Published in final edited form as: Methods Mol Biol. 2018;1685:15–23. doi: 10.1007/978-1-4939-7366-8_2

Rational and Semirational Protein Design

Ivan V Korendovych
PMCID: PMC5912912  NIHMSID: NIHMS959684  PMID: 29086301

Abstract

This mini review gives an overview over different design approaches and methodologies applied in rational and semirational enzyme engineering. The underlying principles for engineering novel activities, enantioselectivity, substrate specificity, stability, and pH optimum are summarized.

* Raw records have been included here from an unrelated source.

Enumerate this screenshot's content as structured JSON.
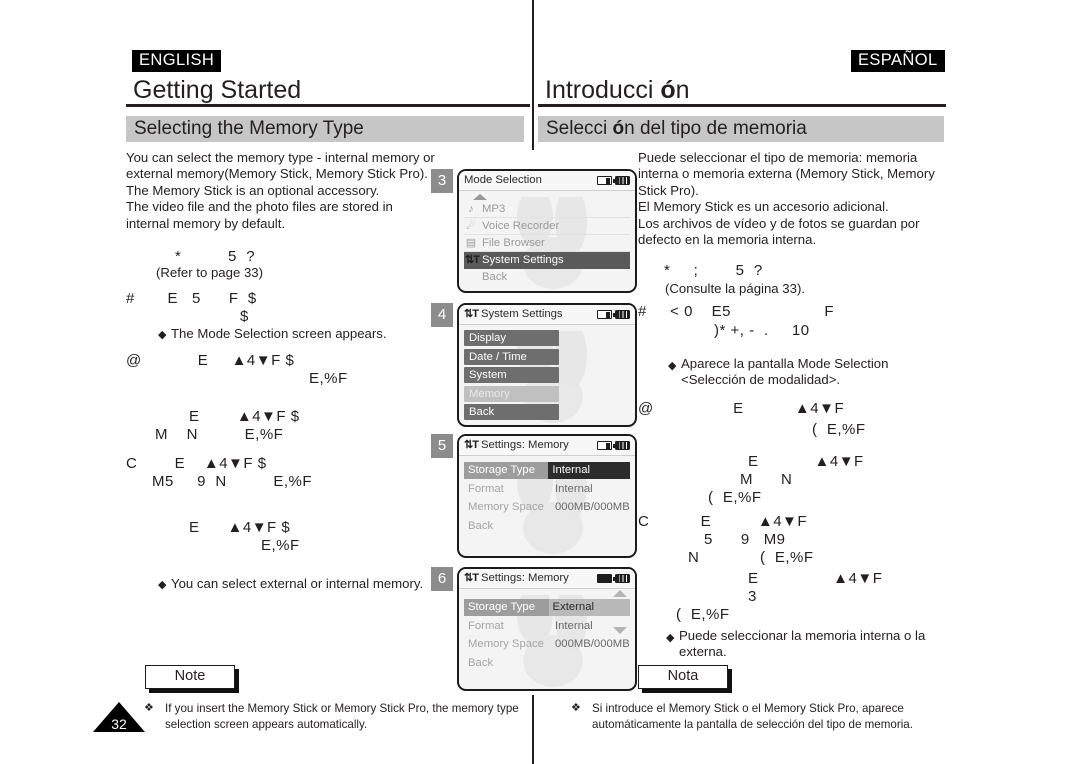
{
  "page": {
    "number": "32",
    "language_tags": {
      "english": "ENGLISH",
      "spanish": "ESPAÑOL"
    }
  },
  "english": {
    "chapter_title": "Getting Started",
    "section_title": "Selecting the Memory Type",
    "intro": "You can select the memory type - internal memory or\nexternal memory(Memory Stick, Memory Stick Pro).\nThe Memory Stick is an optional accessory.\nThe video file and the photo files are stored in\ninternal memory by default.",
    "garbled_1": "*          5  ?",
    "refer_line": "(Refer to page 33)",
    "garbled_2": "#       E   5      F  $",
    "garbled_2b": "$",
    "bullet_1": "The Mode Selection screen appears.",
    "garbled_3": "@            E     ▲4▼F $",
    "garbled_3b": "E,%F",
    "garbled_4": "E        ▲4▼F $",
    "garbled_4b": "M    N          E,%F",
    "garbled_5": "C        E    ▲4▼F $",
    "garbled_5b": "M5     9  N          E,%F",
    "garbled_6": "E      ▲4▼F $",
    "garbled_6b": "E,%F",
    "bullet_2": "You can select external or internal memory.",
    "note_label": "Note",
    "note_marker": "❖",
    "note_text": "If you insert the Memory Stick or Memory Stick Pro, the memory type\nselection screen appears automatically."
  },
  "spanish": {
    "chapter_title_pre": "Introducci ",
    "chapter_title_accent": "ó",
    "chapter_title_post": "n",
    "section_title_pre": "Selecci ",
    "section_title_accent": "ó",
    "section_title_post": "n del tipo de memoria",
    "intro": "Puede seleccionar el tipo de memoria: memoria\ninterna o memoria externa (Memory Stick, Memory\nStick Pro).\nEl Memory Stick es un accesorio adicional.\nLos archivos de vídeo y de fotos se guardan por\ndefecto en la memoria interna.",
    "garbled_1": "*     ;        5  ?",
    "refer_line": "(Consulte la página 33).",
    "garbled_2": "#     < 0    E5                    F",
    "garbled_2b": ")* +, -  .     10",
    "bullet_1": "Aparece la pantalla Mode Selection\n<Selección de modalidad>.",
    "garbled_3": "@                 E           ▲4▼F",
    "garbled_3b": "(  E,%F",
    "garbled_4": "E            ▲4▼F",
    "garbled_4b": "M      N",
    "garbled_4c": "(  E,%F",
    "garbled_5": "C           E          ▲4▼F",
    "garbled_5b": "5      9   M9",
    "garbled_5c": "N             (  E,%F",
    "garbled_6": "E                ▲4▼F",
    "garbled_6b": "3",
    "garbled_6c": "(  E,%F",
    "bullet_2": "Puede seleccionar la memoria interna o la\nexterna.",
    "note_label": "Nota",
    "note_marker": "❖",
    "note_text": "Si introduce el Memory Stick o el Memory Stick Pro, aparece\nautomáticamente la pantalla de selección del tipo de memoria."
  },
  "screens": [
    {
      "step": "3",
      "title": "Mode Selection",
      "title_icon": "",
      "status_icons": [
        "memory-card-icon",
        "battery-icon"
      ],
      "has_top_arrow": true,
      "rows": [
        {
          "icon": "♪",
          "icon_name": "music-note-icon",
          "label": "MP3",
          "selected": false
        },
        {
          "icon": "♆",
          "icon_name": "microphone-icon",
          "label": "Voice Recorder",
          "selected": false
        },
        {
          "icon": "▤",
          "icon_name": "file-browser-icon",
          "label": "File Browser",
          "selected": false
        },
        {
          "icon": "⚙",
          "icon_name": "settings-icon",
          "label": "System Settings",
          "selected": true
        },
        {
          "icon": "",
          "icon_name": "none",
          "label": "Back",
          "selected": false
        }
      ]
    },
    {
      "step": "4",
      "title": "System Settings",
      "title_icon": "settings-icon",
      "status_icons": [
        "memory-card-icon",
        "battery-icon"
      ],
      "pills": [
        {
          "label": "Display",
          "dim": false
        },
        {
          "label": "Date / Time",
          "dim": false
        },
        {
          "label": "System",
          "dim": false
        },
        {
          "label": "Memory",
          "dim": true
        },
        {
          "label": "Back",
          "dim": false
        }
      ]
    },
    {
      "step": "5",
      "title": "Settings: Memory",
      "title_icon": "settings-icon",
      "status_icons": [
        "memory-card-icon",
        "battery-icon"
      ],
      "rows": [
        {
          "key": "Storage Type",
          "value": "Internal",
          "key_highlight": true,
          "value_style": "inverse"
        },
        {
          "key": "Format",
          "value": "Internal",
          "key_highlight": false,
          "value_style": "plain"
        },
        {
          "key": "Memory Space",
          "value": "000MB/000MB",
          "key_highlight": false,
          "value_style": "plain"
        },
        {
          "key": "Back",
          "value": "",
          "key_highlight": false,
          "value_style": "plain"
        }
      ]
    },
    {
      "step": "6",
      "title": "Settings: Memory",
      "title_icon": "settings-icon",
      "status_icons": [
        "memory-card-filled-icon",
        "battery-icon"
      ],
      "has_scroll_arrows": true,
      "rows": [
        {
          "key": "Storage Type",
          "value": "External",
          "key_highlight": true,
          "value_style": "selected"
        },
        {
          "key": "Format",
          "value": "Internal",
          "key_highlight": false,
          "value_style": "plain"
        },
        {
          "key": "Memory Space",
          "value": "000MB/000MB",
          "key_highlight": false,
          "value_style": "plain"
        },
        {
          "key": "Back",
          "value": "",
          "key_highlight": false,
          "value_style": "plain"
        }
      ]
    }
  ],
  "colors": {
    "band_gray": "#c6c6c6",
    "badge_gray": "#8c8c8c",
    "selected_row": "#5a5a5a",
    "ink": "#231f20"
  }
}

Keywords: Rational protein design, Computational enzyme design, De novo enzyme design, Molecular dynamics, Molecular docking, Enantioselectivity, Substrate specificity, Thermostability, pH optimum


The ability to produce desired molecules in a direct, inexpensive and efficient fashion is the ultimate goal of applied chemistry. Despite the abundance of easy and inexpensive sources of energy (e.g., heat, electricity, and light) the complex task of taking available chemical building blocks to drive thermodynamically allowed processes in one particular direction is far from solved. Nature has found many ways to accomplish this task through enzymatic catalysis, promoted by proteins and nucleic acids. Thus, it is hardly surprising that ever since the discovery of the first enzyme chemists attempt to replicate their amazing efficiency by creating proteins capable of producing chemicals of industrial relevance. Many different approaches have been explored with various degrees of success (Table 1). Existing catalysts were repurposed to change the substrate scope and reactions specificity. Proteins that have no enzymatic function adopted new catalytic functions. Catalysts have been prepared from protein scaffolds not present in nature and proteins that have no observable enzymatic activity for the reaction of interest—this I refer to as de novo design. Finally, catalysts for reactions that were not observed in nature until now could be created in protein scaffolds by mutagenesis: novel activities were designed by a careful placement of chemical functionalities that are provided by nature’s menu of amino acids to stabilize transition states, enable proton transfers, facilitate the interaction of the substrate with the active site or with cofactors present in the protein, or modulate the chemical reactivity of natural cofactors. The spectrum of catalysis was further extended by introducing artificial cofactors or unnatural amino acids [28]. Table 1 gives examples for this large spectrum of design approaches.

Table 1.

Representative examples of proteins designed using various approaches

Design principles, methodsa Parameters introduced/optimized Representative citations
Substitution of amino acids by rational design
Visual inspection, Docking, ISM Substrate specificity Stereoselectivity [1]
CAVER, ISM Activity, Stabiliy [3, 4]
B-Fit, ISM Thermostability [5]
MD-simulations Enantioselectivity [6, 7]
Prediction of pKa pH Optimum [811]
Computational design
FRESCO Thermostability [12]
CASCO Rosetta Design Enantioselectivity [13]
Rosetta Design/Rosetta match Introducing new chemical activities [1417]
Minimalist design Introducing new chemical activities [1820]
De novo design of protein folds
Semiempirical computation Introducing catalysis [21]
Introduction of noncanonical amino acids
Rational, substrate docking Introducing new chemical activities [22]
Rosetta Protein–peptide interface, metal cofactor binding [23, 24]
Redesign of the existing or introduction of new cofactors
Introducing metal cofactors into proteins [25]
Substitution of metal ions in existing cofactors Introducing new chemical activities [26]
Transition metal complexes anchored by biotin conjugation [27]
a

Note the list is by no means exhaustive

ISM iterative saturation mutagenesis, MD molecular dynamics, FRESCO framework for rapid enzyme stabilization by computational libraries, CASCO catalytic selectivity by computational design

Design tools have been very diverse: ranging from purely combinatorial [29] to highly rational [30]. Combinatorial methods (relying on random mutagenesis) have been successful in repurposing of existing proteins to adopt new functions and creation of new catalytic function from random sequences [29, 31, 32]. However, the enormity of sequence space to be explored in a design problem means that in practical terms some degree of rational input has to be made to limit the search space to a manageable size. Thus, a clear line between rational and combinatorial approaches is hard, if not impossible, to draw. One crucial requirement in rational design is the necessity to understand the molecular basis of the protein’s property that is the subject of the design study (structure–function relationship). Table 1 lists specific rational design techniques and how they are used to modify a well-defined property of an enzyme.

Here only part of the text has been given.